Hussein Baydoun, photojournaliste pour Al Araby Al Jadeed, a indiqué que les assaillants avaient crié  : « Comment osez-vous insulter Nabih Berri ?! » Hussein s’est enfui en courant, pourchassé par deux hommes qui lui jetaient des bouts de bois dessus. Il a aussi vu des proches de victimes de l’explosion se faire rouer de coups. Il a déclaré qu’une douzaine de membres des Forces de sécurité intérieure (FSI) présents sur les lieux observaient la scène, sans intervenir : « Ils n’ont rien fait pour nous protéger ou protéger les familles. »

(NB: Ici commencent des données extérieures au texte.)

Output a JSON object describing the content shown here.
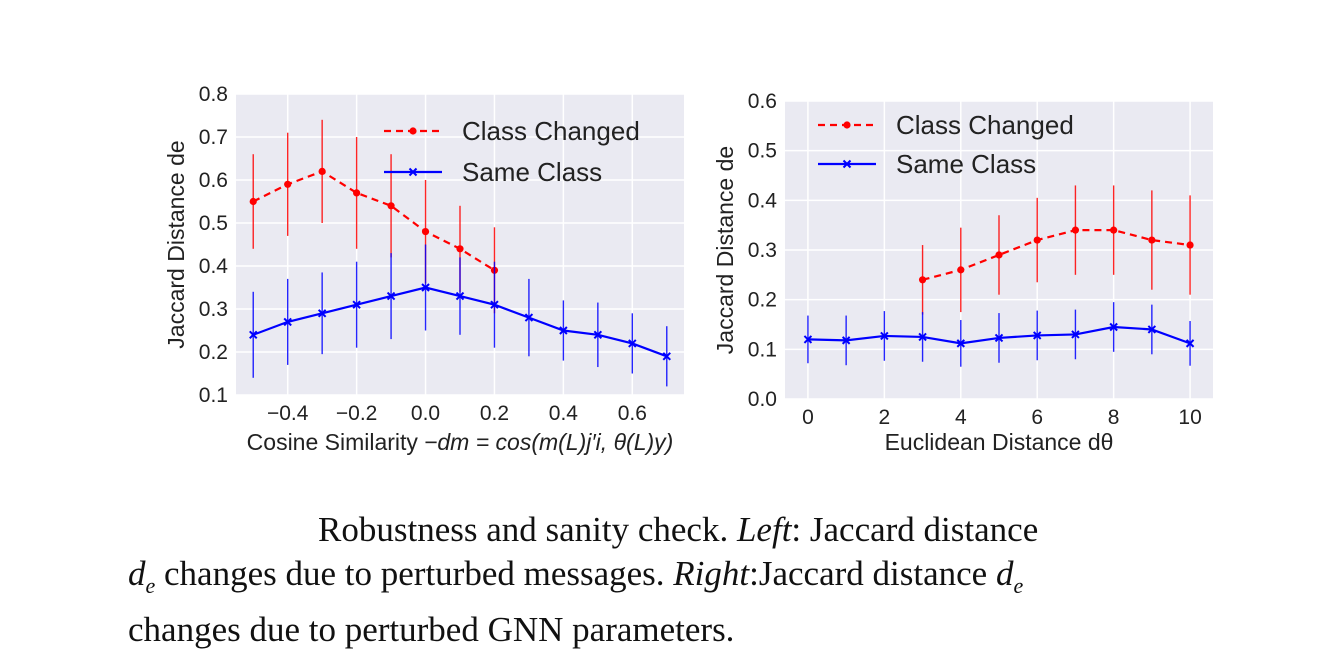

Ce n’est pas la première fois que les familles des victimes de l’explosion du port de Beyrouth reçoivent des coups. Le 13 juillet, les forces de sécurité ont utilisé une force excessive pour disperser des dizaines de manifestants rassemblés devant la résidence du ministre de l’Intérieur, qui avait rejeté la demande du juge d’instruction qui souhaitait interroger l’un des plus puissants généraux libanais au sujet de l’explosion.

Le 2 juillet 2021, le juge d’instruction Tarek Bitar a demandé la permission d’interroger, au sujet de l’explosion, des parlementaires et des responsables hauts placés des services de sécurité, notamment l’ancien ministre des Finances Ali Hasan Khalil, l’ancien ministre des Travaux publics Ghazi Zeaiter et l’ancien ministre de l’Intérieur Nouhad Machnouk, le directeur général de la Sûreté générale, le général Abbas Ibrahim, et le directeur général de la Sécurité de l’État, le général Tony Saliba. Le ministre de l’Intérieur ayant précédemment rejeté une requête concernant la permission d’interroger le général Abbas Ibrahim, le Conseil supérieur de la Défense a rejeté le 11 août la demande du juge concernant le général Tony Saliba.

Un groupe de députés des blocs du mouvement Amal, qui a pour chef le président du Parlement, du Hezbollah et du Mouvement du futur ont signé une pétition demandant l’ouverture d’une procédure parallèle.

« Tandis que les autorités continuent d’entraver l’enquête au niveau national, il est d’autant plus urgent que les membres du Conseil des droits de l’homme de l’ONU, lors de leur prochaine session en septembre, mettent en place un mécanisme d’établissement des faits sur l’explosion du port de Beyrouth », a déclaré Lynn Maalouf.

Complément d’information

Le 4 août 2020, l’une des plus fortes explosions non nucléaires que le monde ait connues a anéanti le port de Beyrouth et endommagé plus de la moitié de la ville. L’explosion a tué au moins 217 personnes et en a blessé 7 000, et 150 de ces personnes souffrent à présent d’un handicap physique. Cette explosion a également endommagé 77 000 appartements, ce qui a entraîné le déplacement forcé de plus de 300 000 habitant·e·s. Au moins trois enfants âgés de deux à 15 ans ont perdu la vie.